Another area optimized in IIS 8 is the ability to load large configuration files, dramatically speeding up Rackspace's process of updating configurations of tens of thousands of Web sites split across multiple pools of resources. Engates' engineers have also told him the improvements to Windows PowerShell are proving a huge help.
With Rackspace already managing thousands of servers per person, Engates is expecting the IT productivity gains from Windows Server 2012 to primarily benefit Rackspace's customers. "It could get better for us, but most of our efficiency is pretty baked in," he says. "Most of the efficiency would trickle down to customers."
"When we look at Windows Server 2012, we're looking at a much more robust Web server platform than what came before it."
John Engates, Chief Technology Officer, Rackspace
Windows Azure Inspired
What's ironic about the situation is that even as Microsoft's hosting partners cast an extremely wary eye on Microsoft's potentially competitive public cloud ambitions, it's those same experiences with running a Windows Azure cloud that are making Windows Server more services provider-friendly.
"We built Windows Azure to be multi-tenant.
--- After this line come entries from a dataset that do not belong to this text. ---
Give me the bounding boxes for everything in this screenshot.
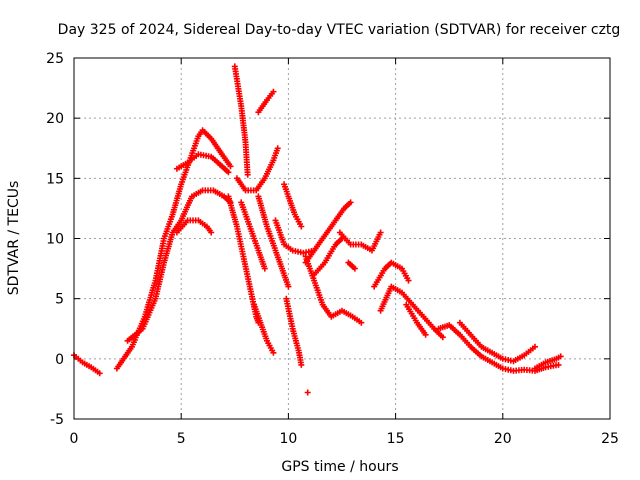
x-tick-label: 5 bbox=[177, 431, 186, 447]
series-t6-marks bbox=[231, 63, 251, 178]
series-t25-marks bbox=[435, 322, 562, 374]
series-t23-marks bbox=[377, 283, 446, 341]
series-t22-marks bbox=[371, 259, 412, 290]
x-tick-label: 15 bbox=[387, 431, 405, 447]
series-t9-marks bbox=[255, 88, 277, 116]
series-t3-marks bbox=[124, 187, 234, 344]
series-t15-marks bbox=[272, 217, 318, 256]
y-tick-label: 20 bbox=[46, 111, 64, 127]
series-t4-marks bbox=[173, 217, 215, 236]
y-tick-labels: -5 0 5 10 15 20 25 bbox=[46, 51, 64, 428]
x-tick-label: 25 bbox=[601, 431, 619, 447]
series-t18-marks bbox=[302, 199, 354, 266]
series-t5-marks bbox=[173, 151, 232, 176]
series-t21-marks bbox=[345, 259, 358, 272]
series-t2-marks bbox=[113, 127, 234, 372]
series-t14-marks bbox=[283, 295, 305, 368]
series-t16-marks bbox=[304, 389, 311, 396]
data-marks bbox=[71, 63, 564, 396]
series-t26-marks bbox=[456, 319, 538, 365]
x-axis-title: GPS time / hours bbox=[281, 459, 398, 475]
series-t8-marks bbox=[233, 145, 281, 194]
series-t13-marks bbox=[281, 181, 305, 230]
y-tick-label: 15 bbox=[46, 171, 64, 187]
x-tick-label: 20 bbox=[494, 431, 512, 447]
x-tick-label: 0 bbox=[70, 431, 79, 447]
y-tick-label: 0 bbox=[55, 352, 64, 368]
x-tick-labels: 0 5 10 15 20 25 bbox=[70, 431, 619, 447]
y-tick-label: 10 bbox=[46, 232, 64, 248]
chart-title: Day 325 of 2024, Sidereal Day-to-day VTE… bbox=[58, 22, 621, 38]
plot-frame bbox=[73, 57, 611, 420]
series-t19-marks bbox=[311, 235, 345, 278]
x-tick-label: 10 bbox=[279, 431, 297, 447]
series-t17-marks bbox=[302, 253, 365, 326]
y-tick-label: -5 bbox=[50, 412, 64, 428]
y-tick-label: 25 bbox=[46, 51, 64, 67]
series-t1-marks bbox=[71, 352, 103, 377]
series-t20-marks bbox=[336, 229, 384, 254]
series-t24-marks bbox=[403, 301, 429, 338]
series-t11-marks bbox=[251, 301, 277, 356]
series-t27-marks bbox=[532, 353, 564, 372]
y-axis-title: SDTVAR / TECUs bbox=[6, 181, 22, 296]
y-tick-label: 5 bbox=[55, 292, 64, 308]
series-t10-marks bbox=[238, 199, 268, 272]
series-t12-marks bbox=[255, 193, 292, 290]
series-t7-marks bbox=[225, 193, 262, 326]
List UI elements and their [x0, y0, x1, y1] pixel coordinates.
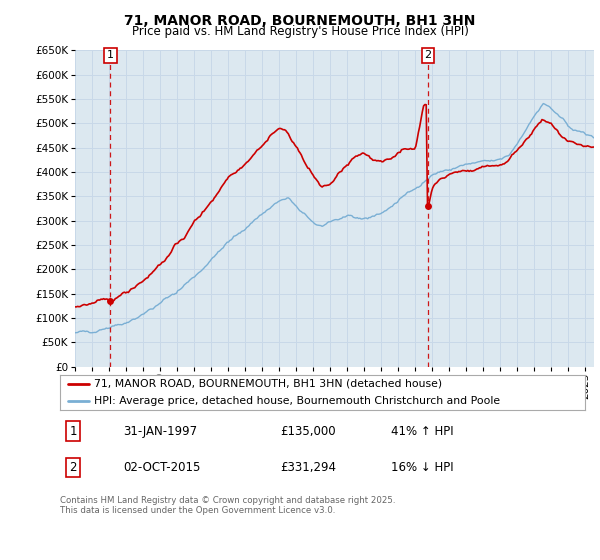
- Text: 31-JAN-1997: 31-JAN-1997: [123, 424, 197, 437]
- Text: 1: 1: [107, 50, 114, 60]
- Text: 71, MANOR ROAD, BOURNEMOUTH, BH1 3HN: 71, MANOR ROAD, BOURNEMOUTH, BH1 3HN: [124, 14, 476, 28]
- Text: 16% ↓ HPI: 16% ↓ HPI: [391, 461, 454, 474]
- Text: 41% ↑ HPI: 41% ↑ HPI: [391, 424, 454, 437]
- Text: 2: 2: [70, 461, 77, 474]
- Text: Contains HM Land Registry data © Crown copyright and database right 2025.
This d: Contains HM Land Registry data © Crown c…: [60, 496, 395, 515]
- Text: 2: 2: [425, 50, 431, 60]
- Text: 1: 1: [70, 424, 77, 437]
- Text: 02-OCT-2015: 02-OCT-2015: [123, 461, 200, 474]
- Text: 71, MANOR ROAD, BOURNEMOUTH, BH1 3HN (detached house): 71, MANOR ROAD, BOURNEMOUTH, BH1 3HN (de…: [94, 379, 442, 389]
- Text: Price paid vs. HM Land Registry's House Price Index (HPI): Price paid vs. HM Land Registry's House …: [131, 25, 469, 38]
- Text: HPI: Average price, detached house, Bournemouth Christchurch and Poole: HPI: Average price, detached house, Bour…: [94, 396, 500, 406]
- Text: £331,294: £331,294: [281, 461, 337, 474]
- Text: £135,000: £135,000: [281, 424, 336, 437]
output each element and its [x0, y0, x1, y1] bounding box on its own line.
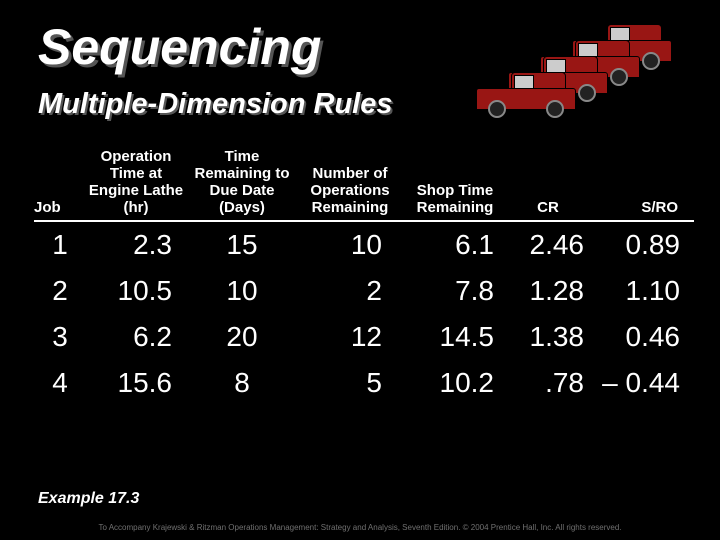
cell-shop: 6.1 [402, 229, 508, 261]
cell-num: 2 [298, 275, 402, 307]
table-row: 4 15.6 8 5 10.2 .78 – 0.44 [34, 360, 694, 406]
col-header-shop-time: Shop Time Remaining [402, 182, 508, 216]
cell-job: 1 [34, 229, 86, 261]
cell-job: 4 [34, 367, 86, 399]
cell-job: 3 [34, 321, 86, 353]
slide-subtitle: Multiple-Dimension Rules [38, 88, 392, 121]
cell-cr: 1.28 [508, 275, 588, 307]
car-icon [476, 68, 576, 118]
cell-op: 10.5 [86, 275, 186, 307]
cell-shop: 10.2 [402, 367, 508, 399]
col-header-operations-remaining: Number of Operations Remaining [298, 165, 402, 216]
cell-cr: .78 [508, 367, 588, 399]
table-header-row: Job Operation Time at Engine Lathe (hr) … [34, 148, 694, 222]
cell-job: 2 [34, 275, 86, 307]
col-header-time-remaining: Time Remaining to Due Date (Days) [186, 148, 298, 216]
table-row: 3 6.2 20 12 14.5 1.38 0.46 [34, 314, 694, 360]
table-row: 1 2.3 15 10 6.1 2.46 0.89 [34, 222, 694, 268]
cell-due: 15 [186, 229, 298, 261]
cell-sro: – 0.44 [588, 367, 684, 399]
car-decor [476, 20, 696, 130]
cell-op: 15.6 [86, 367, 186, 399]
cell-cr: 2.46 [508, 229, 588, 261]
cell-due: 20 [186, 321, 298, 353]
cell-num: 10 [298, 229, 402, 261]
copyright-footer: To Accompany Krajewski & Ritzman Operati… [0, 523, 720, 532]
cell-op: 2.3 [86, 229, 186, 261]
cell-due: 10 [186, 275, 298, 307]
slide-title: Sequencing [38, 18, 321, 76]
cell-op: 6.2 [86, 321, 186, 353]
col-header-sro: S/RO [588, 199, 684, 216]
cell-sro: 0.89 [588, 229, 684, 261]
cell-sro: 1.10 [588, 275, 684, 307]
cell-sro: 0.46 [588, 321, 684, 353]
cell-shop: 7.8 [402, 275, 508, 307]
example-label: Example 17.3 [38, 490, 139, 508]
col-header-cr: CR [508, 199, 588, 216]
cell-due: 8 [186, 367, 298, 399]
table-row: 2 10.5 10 2 7.8 1.28 1.10 [34, 268, 694, 314]
cell-num: 5 [298, 367, 402, 399]
col-header-job: Job [34, 199, 86, 216]
col-header-operation-time: Operation Time at Engine Lathe (hr) [86, 148, 186, 216]
sequencing-table: Job Operation Time at Engine Lathe (hr) … [34, 148, 694, 406]
cell-cr: 1.38 [508, 321, 588, 353]
cell-shop: 14.5 [402, 321, 508, 353]
cell-num: 12 [298, 321, 402, 353]
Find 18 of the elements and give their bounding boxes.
We have tens of thousands of customers who run their applications on our infrastructure," says Microsoft's Schutz. "We took those same concepts and learning in the public cloud in a virtuous cycle. Now service providers can look to us to provide that underlying platform. They can focus on delivering new value to their customers instead of just building infrastructure."
It's not just Microsoft saying that, either.
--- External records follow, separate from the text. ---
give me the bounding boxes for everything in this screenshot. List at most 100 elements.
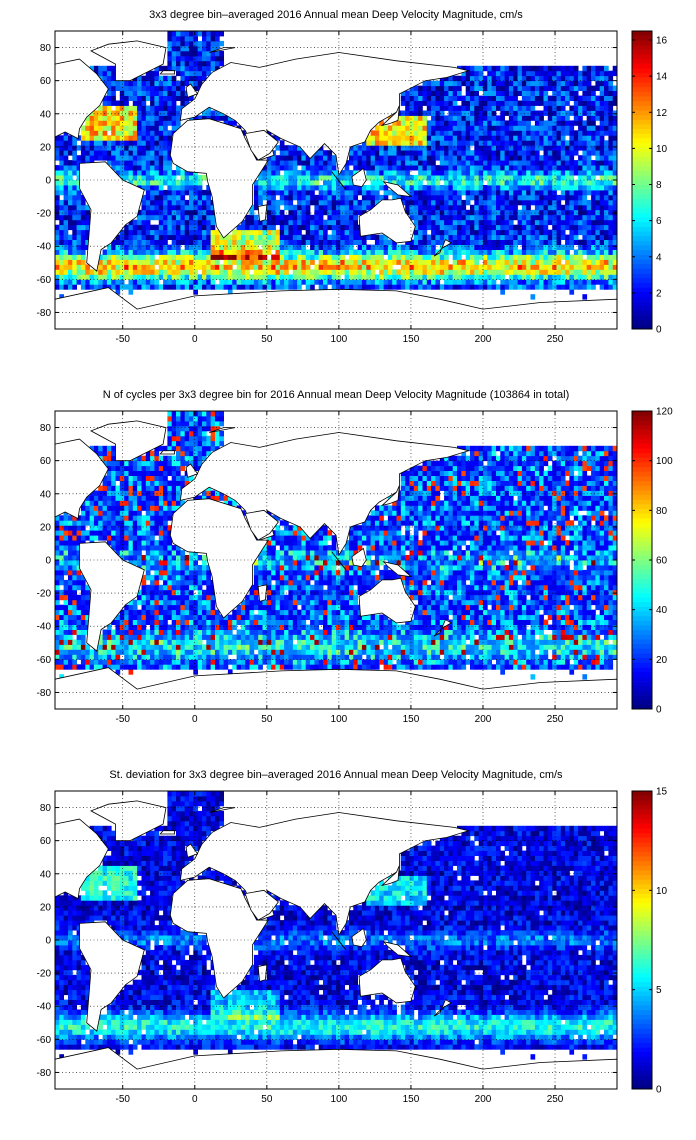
heatmap-bin <box>215 659 220 665</box>
heatmap-bin <box>132 254 138 260</box>
heatmap-bin <box>578 80 583 87</box>
heatmap-bin <box>608 664 614 670</box>
heatmap-bin <box>331 165 337 171</box>
heatmap-bin <box>137 130 142 136</box>
heatmap-bin <box>565 274 570 280</box>
heatmap-bin <box>483 185 488 191</box>
heatmap-bin <box>452 244 458 250</box>
heatmap-bin <box>361 269 367 275</box>
heatmap-bin <box>500 85 505 91</box>
heatmap-bin <box>483 239 488 245</box>
heatmap-bin <box>547 85 553 91</box>
heatmap-bin <box>508 80 514 87</box>
heatmap-bin <box>137 120 142 126</box>
heatmap-bin <box>513 85 518 91</box>
heatmap-bin <box>526 85 531 91</box>
heatmap-bin <box>271 254 276 260</box>
heatmap-bin <box>461 65 467 72</box>
heatmap-bin <box>210 274 216 280</box>
heatmap-bin <box>374 264 380 270</box>
heatmap-bin <box>508 264 514 270</box>
heatmap-bin <box>556 259 562 265</box>
heatmap-bin <box>93 130 99 136</box>
heatmap-bin <box>400 125 406 131</box>
heatmap-bin <box>422 659 428 665</box>
heatmap-bin <box>426 90 432 96</box>
heatmap-bin <box>85 264 90 270</box>
heatmap-bin <box>150 194 155 201</box>
heatmap-bin <box>202 214 207 221</box>
heatmap-bin <box>383 239 389 245</box>
heatmap-bin <box>279 175 285 181</box>
heatmap-bin <box>448 100 454 106</box>
heatmap-bin <box>599 90 605 96</box>
heatmap-bin <box>197 659 203 665</box>
heatmap-bin <box>448 194 454 201</box>
heatmap-bin <box>141 100 147 106</box>
heatmap-bin <box>128 80 134 87</box>
heatmap-bin <box>154 244 160 250</box>
heatmap-bin <box>565 239 570 245</box>
heatmap-bin <box>448 185 454 191</box>
heatmap-bin <box>128 105 134 111</box>
heatmap-bin <box>387 175 393 181</box>
heatmap-bin <box>387 254 393 260</box>
heatmap-bin <box>154 75 160 82</box>
heatmap-bin <box>275 274 281 280</box>
heatmap-bin <box>366 649 371 655</box>
heatmap-bin <box>444 269 449 275</box>
colorbar-segment <box>632 315 652 320</box>
heatmap-bin <box>487 85 492 91</box>
heatmap-bin <box>180 180 186 186</box>
heatmap-bin <box>150 165 155 171</box>
heatmap-bin <box>461 664 467 670</box>
heatmap-bin <box>435 654 441 660</box>
heatmap-bin <box>366 175 371 181</box>
heatmap-bin <box>132 229 138 236</box>
heatmap-bin <box>604 70 609 77</box>
heatmap-bin <box>608 180 614 186</box>
colorbar-segment <box>632 291 652 297</box>
heatmap-bin <box>167 279 173 285</box>
heatmap-bin <box>55 150 60 156</box>
heatmap-bin <box>569 155 575 161</box>
heatmap-bin <box>604 180 609 186</box>
heatmap-bin <box>141 649 147 655</box>
heatmap-bin <box>543 95 549 101</box>
heatmap-bin <box>521 165 527 171</box>
heatmap-bin <box>604 155 609 161</box>
heatmap-bin <box>154 229 160 236</box>
heatmap-bin <box>586 85 592 91</box>
heatmap-bin <box>349 204 354 211</box>
heatmap-bin <box>171 85 177 91</box>
heatmap-bin <box>517 229 523 236</box>
heatmap-bin <box>556 279 562 285</box>
heatmap-bin <box>552 234 557 240</box>
heatmap-bin <box>565 160 570 166</box>
heatmap-bin <box>508 185 514 191</box>
heatmap-bin <box>284 264 289 270</box>
heatmap-bin <box>508 214 514 221</box>
heatmap-bin <box>465 115 471 121</box>
heatmap-bin <box>158 90 164 96</box>
heatmap-bin <box>534 110 540 116</box>
heatmap-bin <box>119 175 125 181</box>
heatmap-bin <box>336 654 341 660</box>
heatmap-bin <box>370 249 376 255</box>
heatmap-bin <box>193 65 198 72</box>
heatmap-bin <box>331 659 337 665</box>
heatmap-bin <box>128 170 134 176</box>
heatmap-bin <box>543 209 549 216</box>
heatmap-bin <box>547 664 553 670</box>
heatmap-bin <box>405 239 410 245</box>
heatmap-bin <box>132 224 138 231</box>
heatmap-bin <box>387 155 393 161</box>
heatmap-bin <box>569 130 575 136</box>
heatmap-bin <box>249 209 255 216</box>
heatmap-bin <box>552 145 557 151</box>
heatmap-bin <box>331 654 337 660</box>
heatmap-bin <box>288 224 294 231</box>
heatmap-bin <box>461 259 467 265</box>
heatmap-bin <box>504 659 510 665</box>
heatmap-bin <box>115 664 121 670</box>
"A lot of people in the industry are concerned about Windows Azure. We actually see it as an augmentation and a complement to what we do," Hostway's Hollobaugh says.
Maybe if Windows Azure had been wildly successful out of the gate, hosting partners would be getting squeezed (although Microsoft has always said partner hosting would be an important part of the mix). But as things stand, Windows Azure and Microsoft hosting partners are two major pieces in a complex market.
According to Schutz, that market is generally trending toward hosted servers over on-premises boxes.
"Hosting is growing at two to three times the rate of the traditional SMB or enterprise segments. [Hosting providers] are struggling to keep up. We're reducing the friction to help them grow," Schutz says.
At least a few of Microsoft's roughly 14,000 hosting providers are already using their new status as star users of Windows Server 2012 to seek new efficiencies and revenues.